EP0235889A1

EP0235889A1 - Data reading circuit for semiconductor memory device

Info

Publication number: EP0235889A1
Application number: EP87300411A
Authority: EP
Inventors: Atsushi Suzuki
Original assignee: Fujitsu Ltd
Current assignee: Fujitsu Ltd
Priority date: 1986-01-20
Filing date: 1987-01-19
Publication date: 1987-09-09
Anticipated expiration: 2007-01-19
Also published as: US4843595A; KR870007510A; DE3763267D1; KR900008917B1; JPS62167698A; JPH043035B2; EP0235889B1

Abstract

A data reading circuit for a semiconductor memory device includes: a first input terminal and a second input terminal for receiving complementary signals (DB, DB); a first (12) and a second (11) current mirror type sense amplifiers, each of the current mirror type sense amplifiers including: a reference node (N1, N2); an output terminal; a first transistor (Q3, Q8) connected with the reference node (N1, N2); and a second transistor (Q4, Q9) connected with the output terminal. The gates of the first transistor (Q3) of a first sense amplifier (12) and of the second transistor (Q4) of a second sense amplifier (11) are connected to the first input terminal and the gates of the second transistor (Q4) of the first sense amplifier (12) and of the first transistor (Q8) of the second sense amplifier (11) are connected to the second input terminal. A first short-circuiting transistor (71) is connected between the reference nodes (N1, N2) and able to conduct temporarily upon receipt of a clock signal (Φ2) at its gate to speed up the read out operation of a static random access memory.

Description

The present invention relates to a data reading circuit for a semiconductor memory device, and more particularly, to such a circuit arranged to provide an improved static random access memory which can operate at a speed of, for example, 25 ns to 35 ns.
In a conventional data reading circuit of a static random access memory (static RAM) comprises

a first input terminal and a second input terminal for receiving complementary signals; and,
a first and a second current mirror type sense amplifier, each of the current mirror type sense amplifiers including:
- a reference node;
- an output terminal;
- a first transistor connected with the reference node; and
- a second transistor connected with the output terminal,
- the gate of the first transistor of the first sense amplifier and the gate of the second transistor of the second sense amplifier being connected to the first input terminal, and the gate of the second transistor of the first sense amplifier and the gate of the first transistor of the second sense amplifier being connected to the second input terminal. When a signal from a data bus line is input, the sense amplifier senses the signal and delivers a sense output signal. The sense output signal is input to a first output transistor as a first sense data signal through a first set of inverters, and is input to a second output transistor as a second sense data signal through a second set of:inverters. An output stage is composed of the above-noted first output transistor and second output transistor, which deliver the data output signals upon receipt of the first and second sense data signals.

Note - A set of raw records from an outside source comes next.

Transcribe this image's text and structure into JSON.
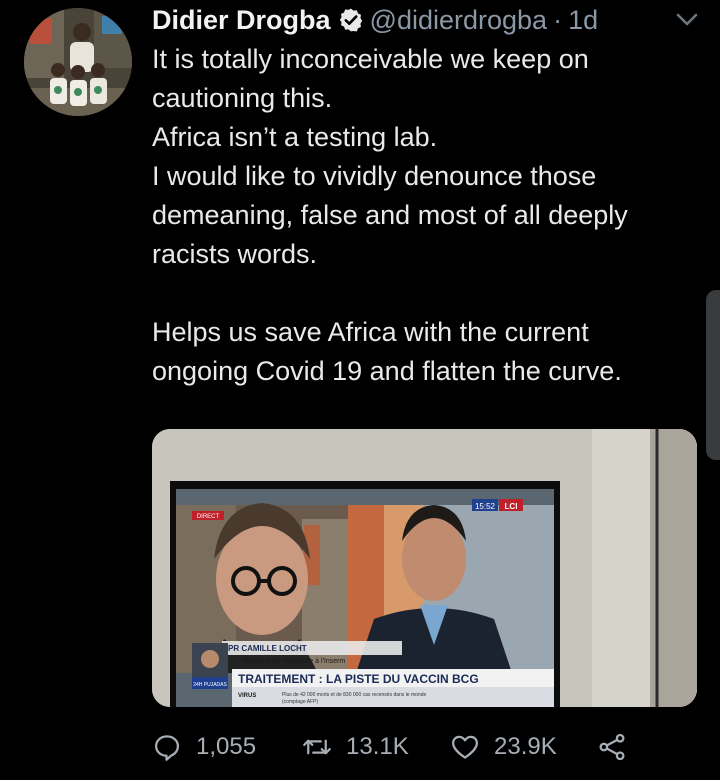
{
  "author": {
    "name": "Didier Drogba",
    "handle": "@didierdrogba",
    "separator": "·",
    "time": "1d",
    "verified": true
  },
  "tweet": {
    "lines": [
      "It is totally inconceivable we keep on",
      "cautioning this.",
      "Africa isn’t a testing lab.",
      "I would like to vividly denounce those",
      "demeaning, false and most of all deeply",
      "racists words."
    ],
    "lines2": [
      "Helps us save Africa with the current",
      "ongoing Covid 19 and flatten the curve."
    ]
  },
  "media": {
    "live_tag": "DIRECT",
    "clock": "15:52",
    "channel": "LCI",
    "guest_name": "PR CAMILLE LOCHT",
    "guest_title": "Directeur de recherche à l'Inserm",
    "headline": "TRAITEMENT : LA PISTE DU VACCIN BCG",
    "topic": "VIRUS",
    "sub1": "Plus de 42 000 morts et de 830 000 cas recensés dans le monde",
    "sub2": "(comptage AFP)",
    "show": "24H PUJADAS"
  },
  "actions": {
    "replies": "1,055",
    "retweets": "13.1K",
    "likes": "23.9K"
  },
  "colors": {
    "background": "#000000",
    "text": "#e9e9e9",
    "muted": "#8b98a5",
    "action": "#a7aeb5"
  }
}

In the above-mentioned data reading circuit, there is a first delay time from when an input signal is supplied to a sense amplifier to when a waveform of the sense output signal starts to lead or to trail, and a second delay time from when the above-mentioned sense output S_OT is received to when the leading edge of the data signal starts to pass through a set of inverters. The sum of the first delay time and second delay time is regarded as the delay time for the operation.
In this case, if a gate input is given a time difference, to avoid making two of the series-connected output stage transistors simultaneously ON, the second delay time is inevitably long, and thus the problem of a reduced operational speed of the circuit arises.
In the prior art, two sense amplifiers are used and a complementary sense output is fetched from among the sense outputs and input directly to the two series-connected output stage transistors through a set of inverters, thus obtaining the data output DOT from the output stage transistor. In the prior art data reading circuit having the above-described operation the waveform of the complementary sense output signal is the same as in the case of one of the above-described sense amplifiers, and therefore, even in this case a problem arises in that the operation speed remains low.
According to this invention such a data reading circuit also includes a first short-circuiting transistor connected between the reference nodes of both the first and second sense amplifiers, the first short-ciruiting transistor temporarily conducting upon receipt of a clock signal at its gate.
A circuit in accordance with this invention provides a data reading circuit having an increased speed of operation.
A particular example of a data reading circuit in accordance with this invention will now be described and contrasted with the prior art with reference to the accompanying drawings; in which:-

Figures 1 and 2 are a circuit diagram and a timing chart of a prior art data reading circuit, respectively;
Figures 3 and 4 are a circuit diagram and a timing chart of another prior art data reading circuit, respectively;
Figures 5 and 6 are circuit diagrams of a data reading device considered by the inventor to be an intermediate device in the attempt to solve the problems of the prior art;
Figures 7 and 8 are timing charts for the device shown in Figure 5;
Figure 9 is a circuit diagram showing an embodiment of the present invention;
Figure 10 is a detailed circuit diagram of the device shown in Figure 9;
Figure 11 is a timing chart showing the operation of the device shown in Figure 9; and,
Figures 12 and 13 are a circuit diagram and a timing chart of another emobdiment of the present invention, respectively.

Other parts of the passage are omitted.